Sie hatte eine schwarze Hose an und eine dunkelgrüne Jacke. Beide Kleidungsstücke waren gepanzert und saßen perfekt an ihrem Körper.
„Skulduggery hat es dir erzählt?”, ihre Stimme war nicht laut, sie traute sich ehrlich gesagt nicht, lauter zu sprechen, während sie auf seine Narben niedersah.
„Er rief mich an, als man den Leichnam fand. Drei Tage danach war er verschwunden.”, er zog den Schnürsenkel sorgsam durch die Halterungen.
„Oh.”
Dann band er eine Doppelschleife und tat dasselbe bei dem anderen Schuh. „Im Sanktuarium hat er mich gebeten, mit dir zu Mikes Haus zu fahren.”, er sah kurz auf.
Sie nickte.
„Ich schätze ... Mike wusste, dass er umgebracht wird, bestimmt hat er irgendwelche Hinweise hinterlassen.”, Grässlich baute sich vor ihr auf. Er war drei Köpfe größer als sie. Bei anderen Menschen empfand sie so etwas manchmal als bedrohlich, bei ihm aber machte sie sich keine Sorgen.
Wieder ein Nicken - „An was arbeiten die anderen eigentlich?”
„Die müssen verhindern, dass ein paar Viecher nicht aus ihrem Schlaf gerissen werden.”
„Ein paar Viecher?”
Sein Blick durchbohrt den von Hope gerade zu und sie sah auf die Stelle zwischen seinen Augenbrauen.
„Ja, ist aber nicht weiter wichtig für dich ... Hope, ich ... komme gleich zurück, ja?”
„Okay?”
Der Schneider drehte sich um und ging auf eine Wand voller Bücher zu. Seine rechte Hand strich über die Buchrücken, fand das größte und kälteste und zog es nach vorne. Hinter Wand rumpelte es und das ganze Regal schob sich auf. Er ging hindurch und verschwand in der Dunkelheit eines steinernden Flures.

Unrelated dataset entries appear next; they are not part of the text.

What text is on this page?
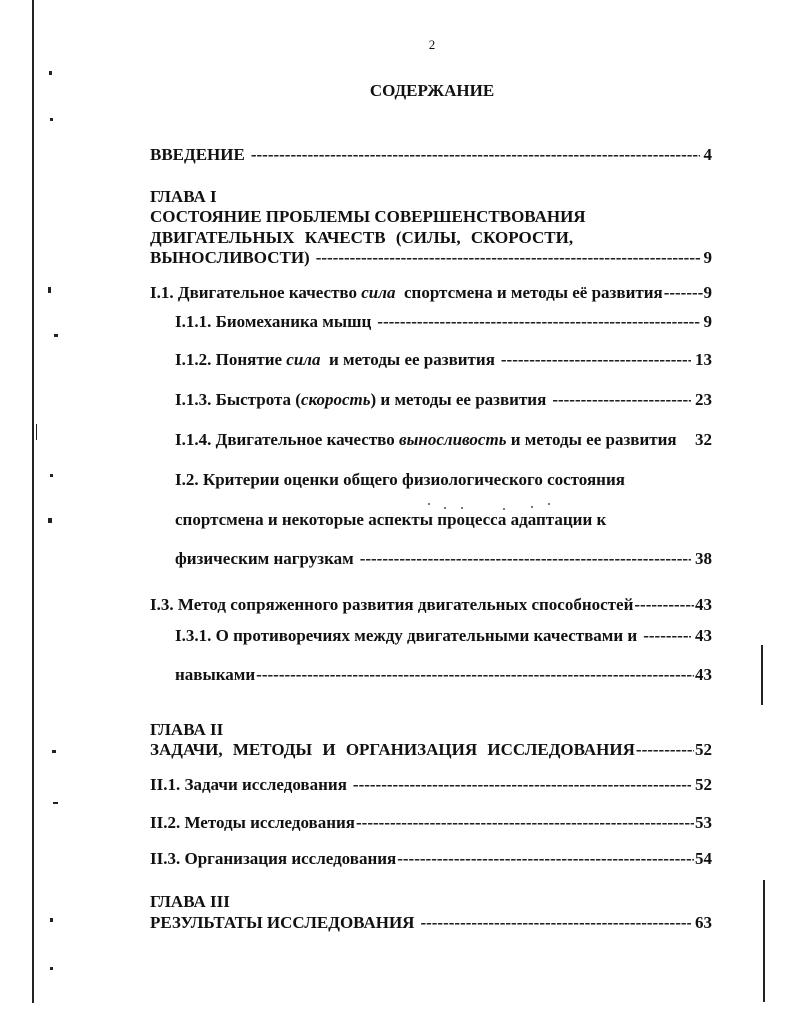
2
СОДЕРЖАНИЕ
ВВЕДЕНИЕ -----	4
ГЛАВА I
СОСТОЯНИЕ ПРОБЛЕМЫ СОВЕРШЕНСТВОВАНИЯ
ДВИГАТЕЛЬНЫХ КАЧЕСТВ (СИЛЫ, СКОРОСТИ,
ВЫНОСЛИВОСТИ) -----	9
I.1. Двигательное качество сила спортсмена и методы её развития ----- 9
I.1.1. Биомеханика мышц -----	9
I.1.2. Понятие сила и методы ее развития -----	13
I.1.3. Быстрота (скорость) и методы ее развития -----	23
I.1.4. Двигательное качество выносливость и методы ее развития 32
I.2. Критерии оценки общего физиологического состояния
спортсмена и некоторые аспекты процесса адаптации к
физическим нагрузкам -----	38
I.3. Метод сопряженного развития двигательных способностей -----	43
I.3.1. О противоречиях между двигательными качествами и -----	43
навыками -----	43
ГЛАВА II
ЗАДАЧИ, МЕТОДЫ И ОРГАНИЗАЦИЯ ИССЛЕДОВАНИЯ -----	52
II.1. Задачи исследования -----	52
II.2. Методы исследования -----	53
II.3. Организация исследования -----	54
ГЛАВА III
РЕЗУЛЬТАТЫ ИССЛЕДОВАНИЯ -----	63
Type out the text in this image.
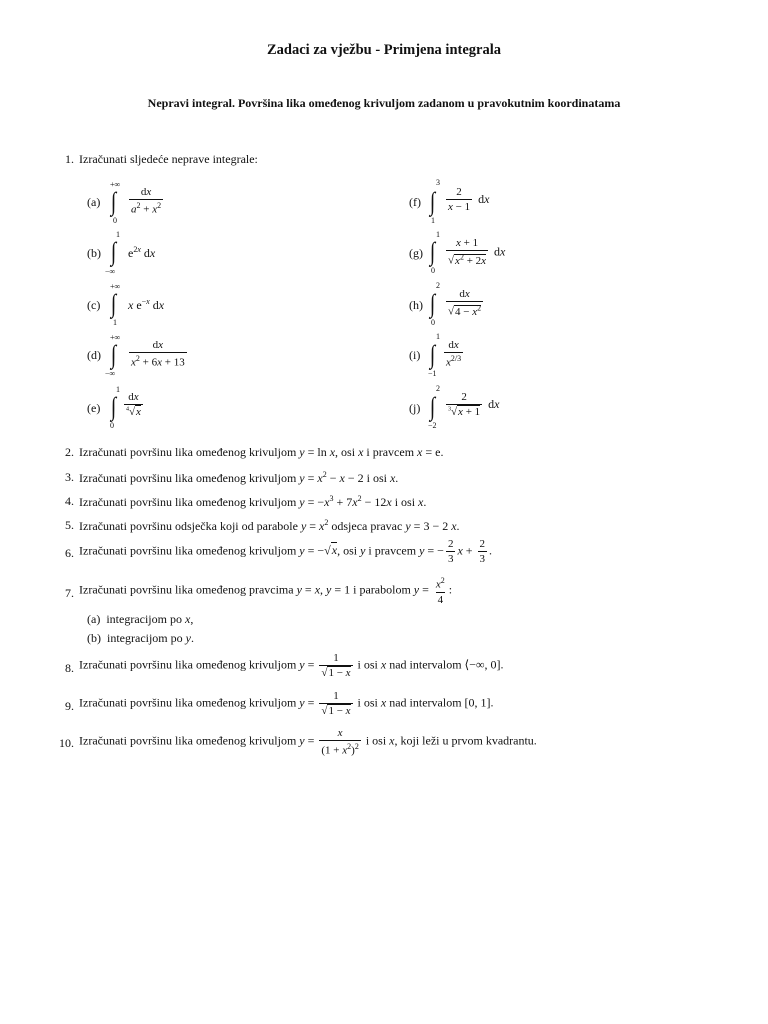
Zadaci za vježbu - Primjena integrala
Nepravi integral. Površina lika omeđenog krivuljom zadanom u pravokutnim koordinatama
1. Izračunati sljedeće neprave integrale:
(a)
+∞
∫
0
$\frac{dx}{a^2 + x^2}$
(b)
1
∫
−∞
$e^{2x}$ dx
(c)
+∞
∫
1
x $e^{-x}$ dx
(d)
+∞
∫
−∞
$\frac{dx}{x^2 + 6x + 13}$
(e)
1
∫
0
$\frac{dx}{^4√x}$
(f)
3
∫
1
$\frac{2}{x - 1}$ dx
(g)
1
∫
0
$\frac{x + 1}{√x^2 + 2x}$ dx
(h)
2
∫
0
$\frac{dx}{√4 - x^2}$
(i)
1
∫
−1
$\frac{dx}{x^{2/3}}$
(j)
2
∫
−2
$\frac{2}{^3√x + 1}$ dx
2. Izračunati površinu lika omeđenog krivuljom y = ln x, osi x i pravcem x = e.
3. Izračunati površinu lika omeđenog krivuljom $y = x^2 - x - 2$ i osi x.
4. Izračunati površinu lika omeđenog krivuljom $y = -x^3 + 7x^2 - 12x$ i osi x.
5. Izračunati površinu odsječka koji od parabole $y = x^2$ odsjeca pravac y = 3 − 2 x.
6. Izračunati površinu lika omeđenog krivuljom y = −√x, osi y i pravcem y = − $\frac{2}{3}$ $x + \frac{2}{3}$ .
7. Izračunati površinu lika omeđenog pravcima y = x, y = 1 i parabolom $y = \frac{x^2}{4}$ :
(a) integracijom po x,
(b) integracijom po y.
8. Izračunati površinu lika omeđenog krivuljom $y = \frac{1}{√1 - x}$ i osi x nad intervalom ⟨−∞, 0].
9. Izračunati površinu lika omeđenog krivuljom $y = \frac{1}{√1 - x}$ i osi x nad intervalom [0, 1].
10. Izračunati površinu lika omeđenog krivuljom $y = \frac{x}{(1 + x^2)^2}$ i osi x, koji leži u prvom kvadrantu.
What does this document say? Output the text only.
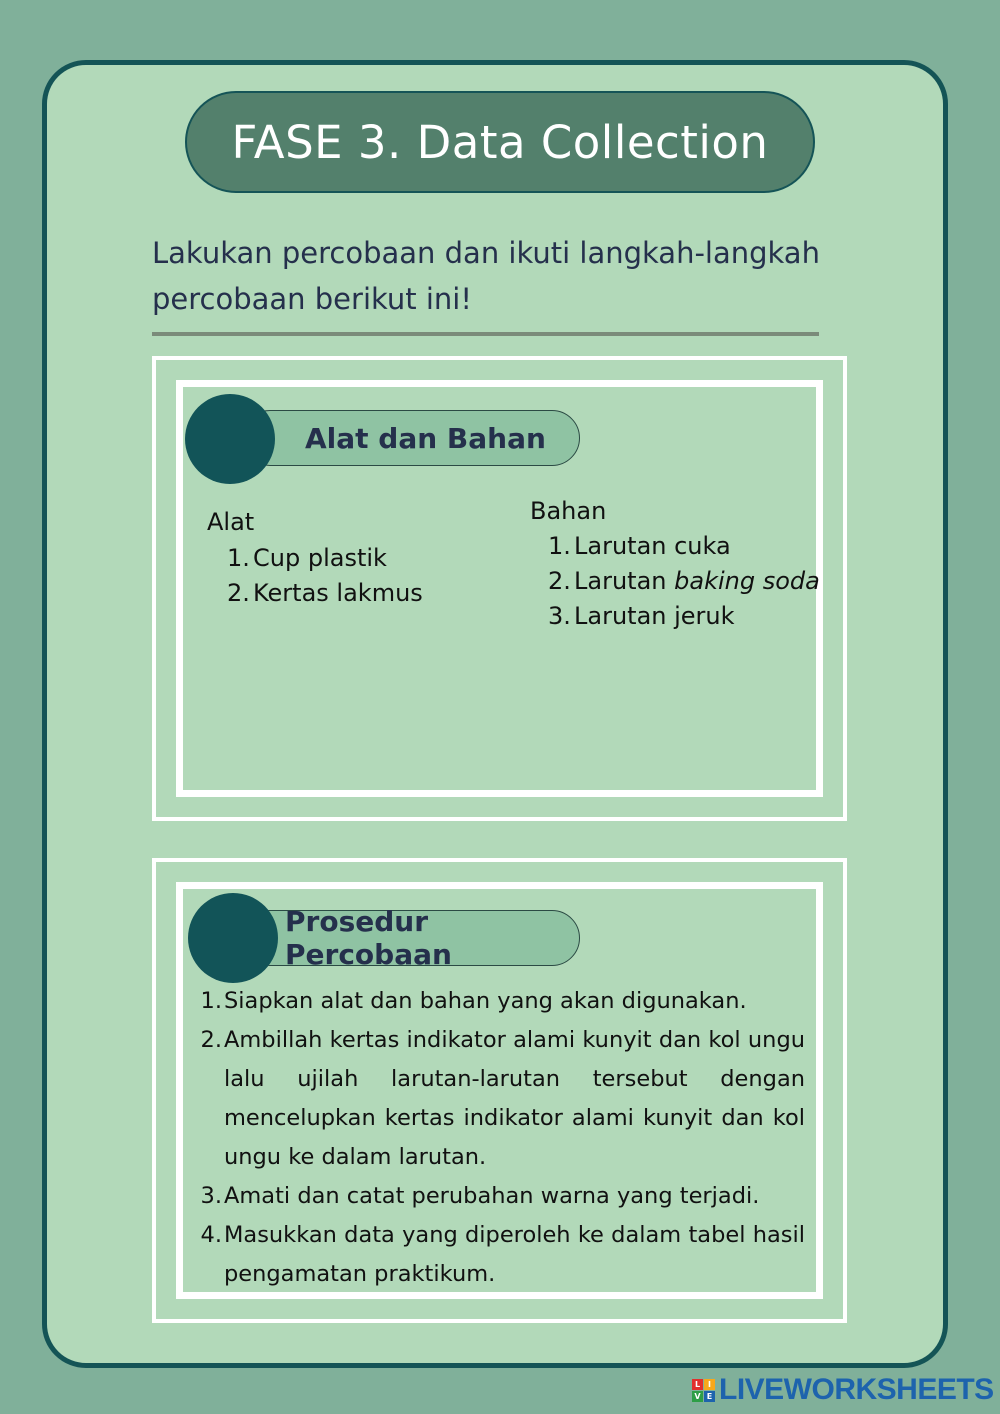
FASE 3. Data Collection
Lakukan percobaan dan ikuti langkah-langkah
percobaan berikut ini!
Alat dan Bahan
Alat
1. Cup plastik
2. Kertas lakmus
Bahan
1. Larutan cuka
2. Larutan baking soda
3. Larutan jeruk
Prosedur Percobaan
1. Siapkan alat dan bahan yang akan digunakan.
2. Ambillah kertas indikator alami kunyit dan kol ungu lalu ujilah larutan-larutan tersebut dengan mencelupkan kertas indikator alami kunyit dan kol ungu ke dalam larutan.
3. Amati dan catat perubahan warna yang terjadi.
4. Masukkan data yang diperoleh ke dalam tabel hasil pengamatan praktikum.
L I
V E LIVEWORKSHEETS
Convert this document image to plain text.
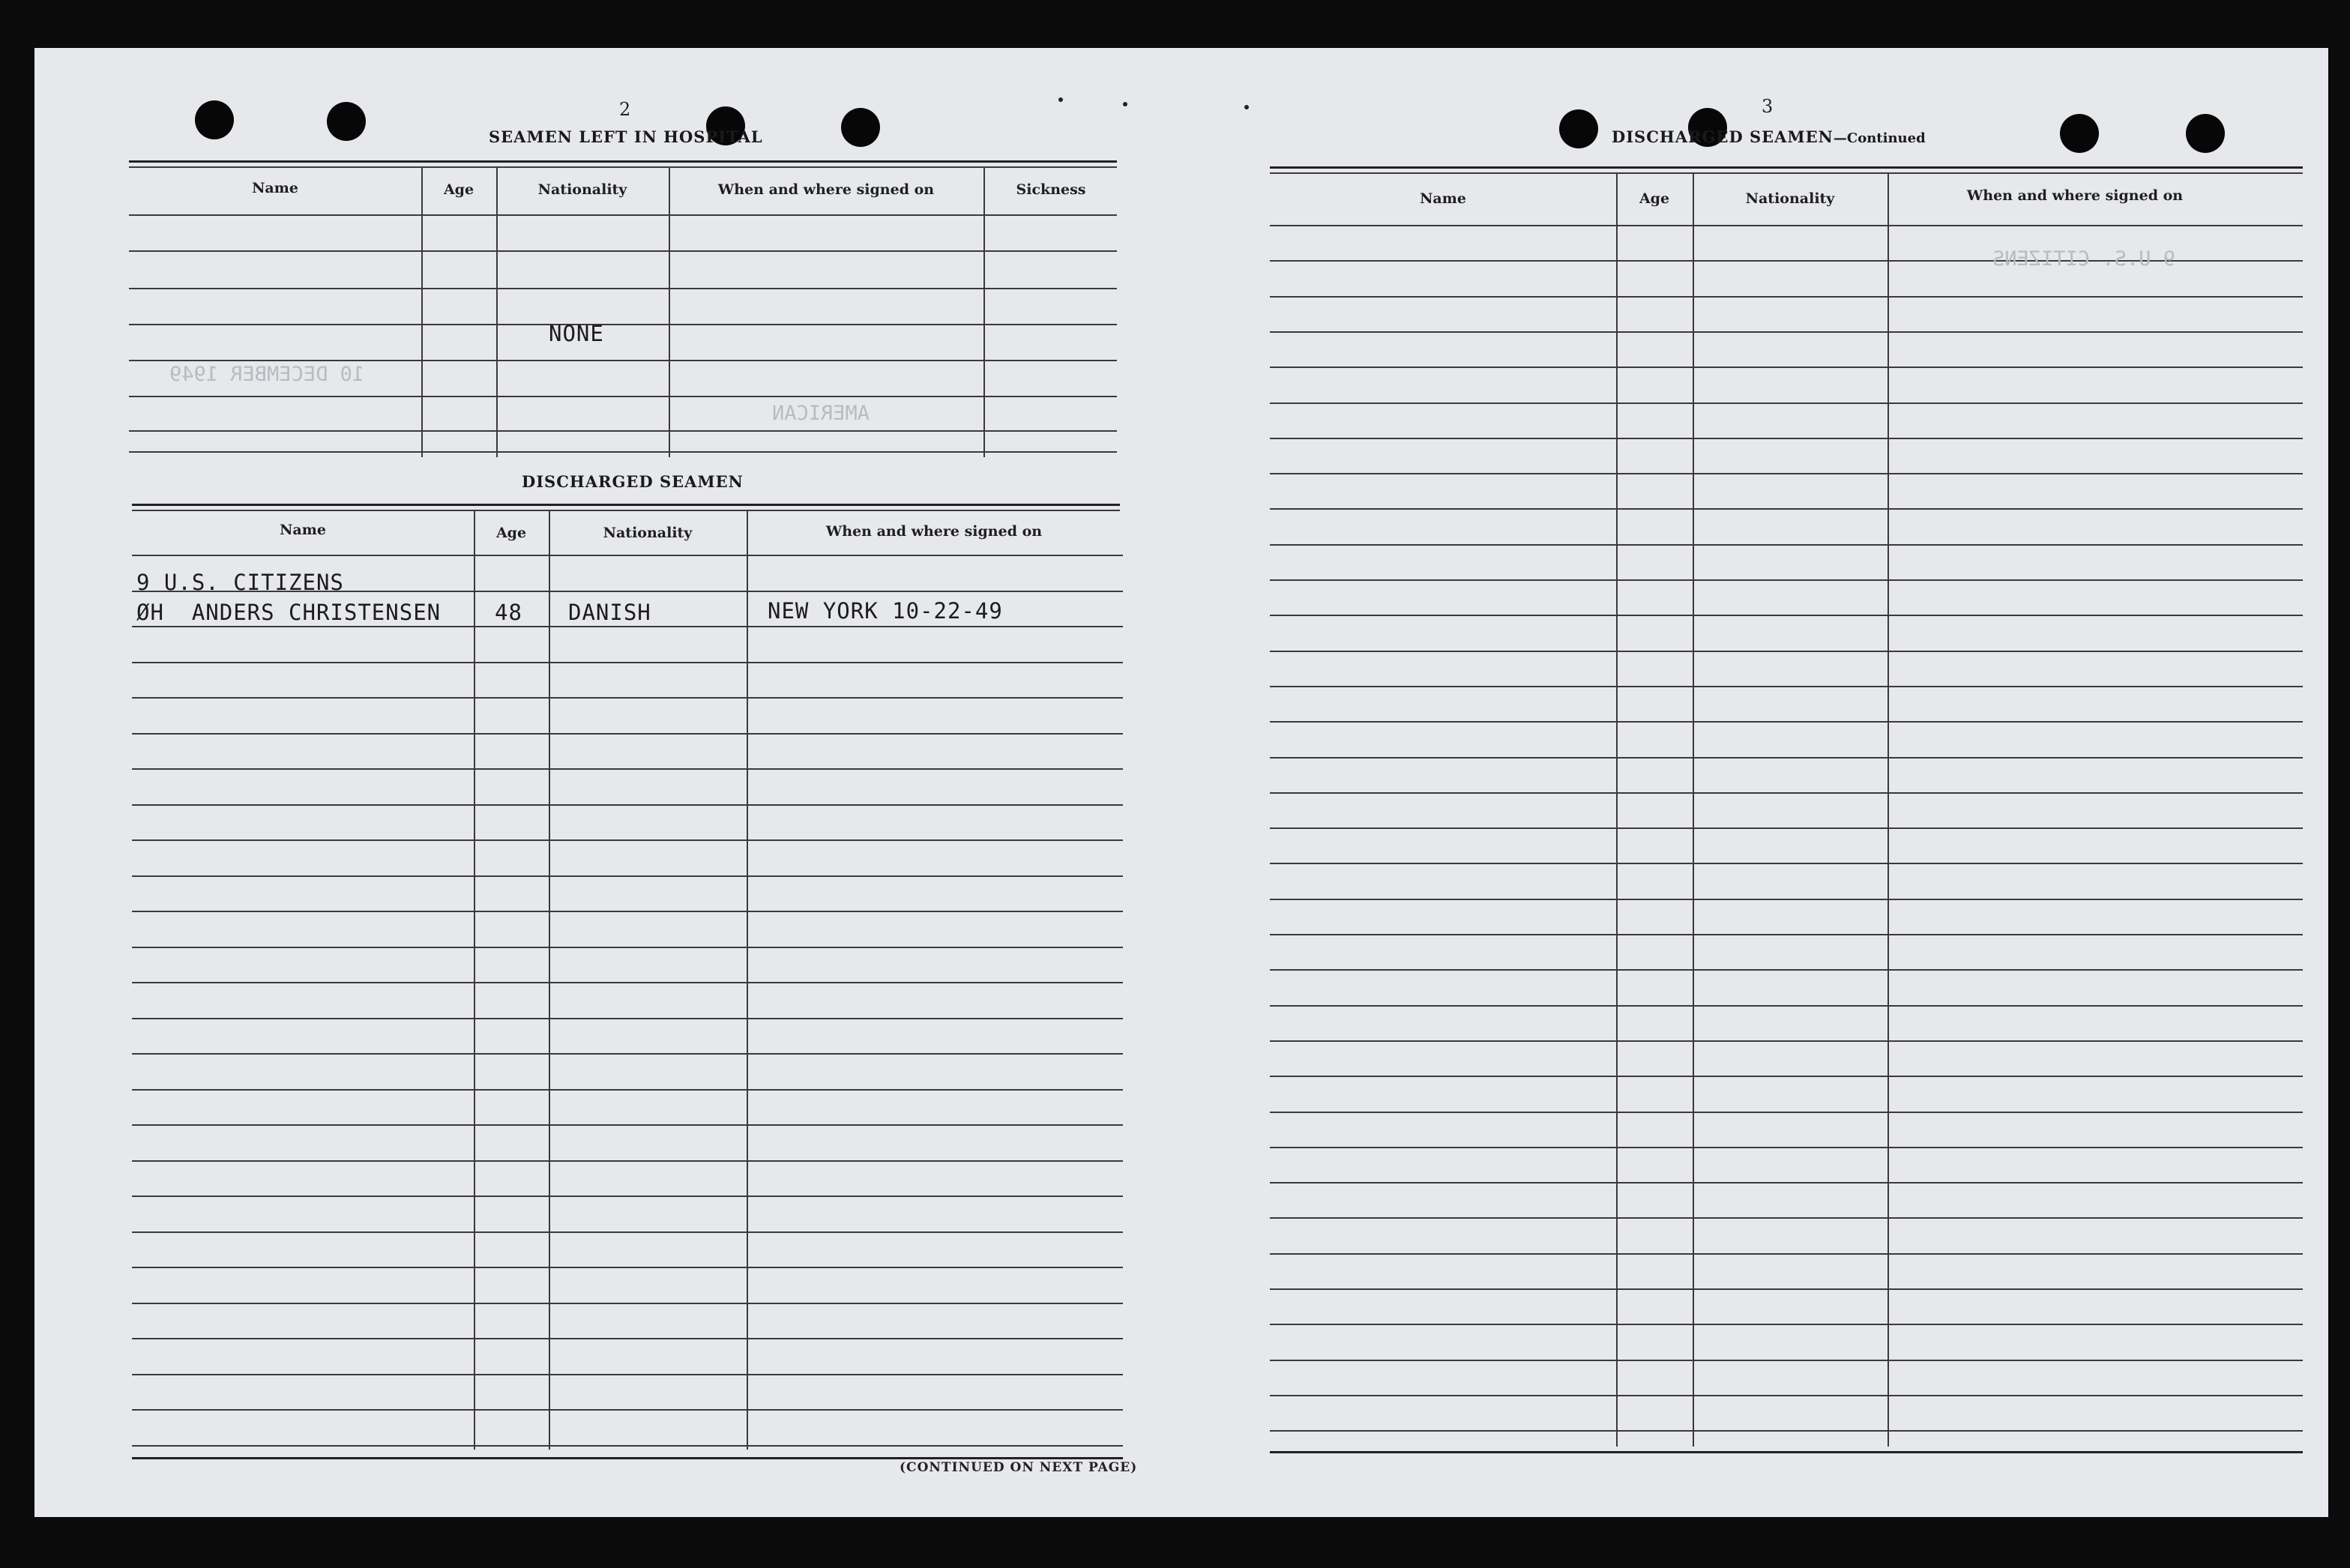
2
SEAMEN LEFT IN HOSPITAL
Name	Age	Nationality	When and where signed on	Sickness
NONE
10 DECEMBER 1949
AMERICAN
DISCHARGED SEAMEN
Name	Age	Nationality	When and where signed on
9 U.S. CITIZENS
ØH  ANDERS CHRISTENSEN 48 DANISH	NEW YORK 10-22-49
(CONTINUED ON NEXT PAGE)
3
DISCHARGED SEAMEN—Continued
Name	Age	Nationality	When and where signed on
9 U.S. CITIZENS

Zögernd ging Hope bis zum Eingang und versuchte etwas auszumachen, aber sie konnte nichts erkennen, also drehte sie sich wieder um und entfernte sich einige Schritte.
Durch das Fenster, was Walküre vorhin geöffnet hatte, krachte eine Person.
Die Frau schwang sich hektisch hindurch und stand dann mitten im Raum. In der rechten Hand hielt sie ein Schwert, dessen Klinge rote Flüssigkeit an sich trug. Ihre Blonden locken hingen ihr in das Gesicht und sie schüttelte diese zur Seite, sah auf.
Ihre Augen weiteten sich, als sie Hope erblickte. Ihre Muskeln spannten sich. „Alex, Oh Gott.”, sie machte einen Satz nach hinten, stand dann an der Wand.
„Ich bin ni ...”, weiter kam sie nicht, da die Frau mit dem Schwert auf sie zu hechtete und ihr einen Tritt in den Bauch versetzte.
Hope schrie erstickt auf, als sie gegen die Tarntür krachte.
„Ich wusste, du kommst zurück und rächst es. Verdammt, es tut mir doch leid. Ich wusste ed doch nicht!”, sprudelte es aus der Frau heraus und die Klinge des Schwertes schwenkte von einer Seite zur anderen. „Wieso ... Wieso greifst du nicht an?”
„Weil ich nicht sie bin.”
„Aber ... Du siehst genauso aus wie sie. Alexandra Connor.”
Hope fuhr sich mit der Zunge über die Lippen um sie zu befeuchten, bewegte sich aber keinen Zentimeter. Sie besah die Frau in der Lederkombi. „Du blutest.”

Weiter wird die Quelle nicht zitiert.